In this paper, I have discussed the intersection between (serious) games and multimedia research and provided advice on how to use games to supplement traditional content analysis techniques and assist in the solution of hard multimedia problems.

As stated in an earlier paper [8], I believe that games should be designed such that the input collected from the users is as simple as possible, but carries as much meaningful information as possible.
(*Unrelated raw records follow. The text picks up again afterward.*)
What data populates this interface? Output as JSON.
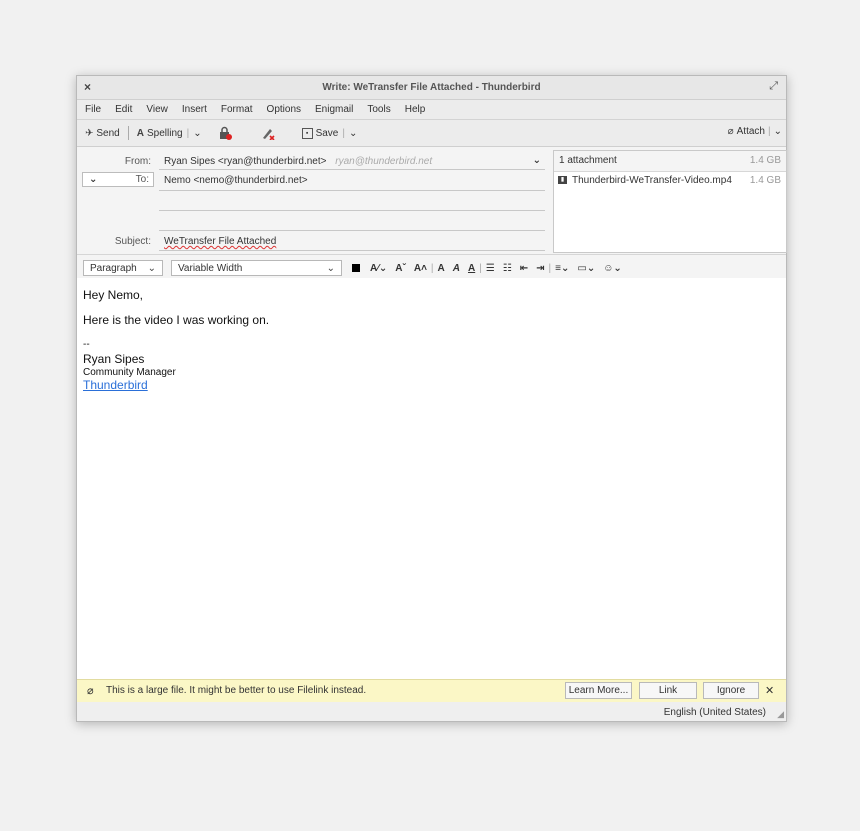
{
  "window": {
    "title": "Write: WeTransfer File Attached - Thunderbird",
    "close": "×",
    "maximize": "⤢"
  },
  "menu": [
    "File",
    "Edit",
    "View",
    "Insert",
    "Format",
    "Options",
    "Enigmail",
    "Tools",
    "Help"
  ],
  "toolbar": {
    "send": "Send",
    "spelling": "Spelling",
    "save": "Save",
    "attach": "Attach"
  },
  "header": {
    "from_label": "From:",
    "from_value": "Ryan Sipes <ryan@thunderbird.net>",
    "from_identity": "ryan@thunderbird.net",
    "to_label": "To:",
    "to_value": "Nemo <nemo@thunderbird.net>",
    "subject_label": "Subject:",
    "subject_value": "WeTransfer File Attached"
  },
  "attachments": {
    "header": "1 attachment",
    "total_size": "1.4 GB",
    "items": [
      {
        "name": "Thunderbird-WeTransfer-Video.mp4",
        "size": "1.4 GB"
      }
    ]
  },
  "format": {
    "paragraph": "Paragraph",
    "font": "Variable Width"
  },
  "message": {
    "greeting": "Hey Nemo,",
    "line": "Here is the video I was working on.",
    "sig_sep": "--",
    "sig_name": "Ryan Sipes",
    "sig_title": "Community Manager",
    "sig_link": "Thunderbird"
  },
  "notification": {
    "text": "This is a large file. It might be better to use Filelink instead.",
    "learn_more": "Learn More...",
    "link": "Link",
    "ignore": "Ignore",
    "close": "✕"
  },
  "status": {
    "language": "English (United States)"
  }
}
Moreover, we should not ignore the traditional approach of content analysis, which can be used to augment crowdsourcing, in order to reduce the number of participants needed to obtain meaningful results, using semi-supervised machine-learning approaches.

As a final reflection, for those readers who might want to consider engaging in this field of research and studies, a simplified SWOT analysis might be helpful:

  • Strengths

    • There are many meaningful research problems waiting to be solved.

    • People love games!

  • Weaknesses

    • Poorly designed games turn people away (quickly!).

  • Opportunities

    • There are multiple game platforms to develop for—from Web to traditional consoles to mobile apps for iOS and Android devices.

    • There is a growing interest in games, and the trend is not likely to change any time soon.

  • Threats

    • There may be better solutions for certain multimedia research problems (e.g., the increasingly popular use of deep learning techniques) that do not use games.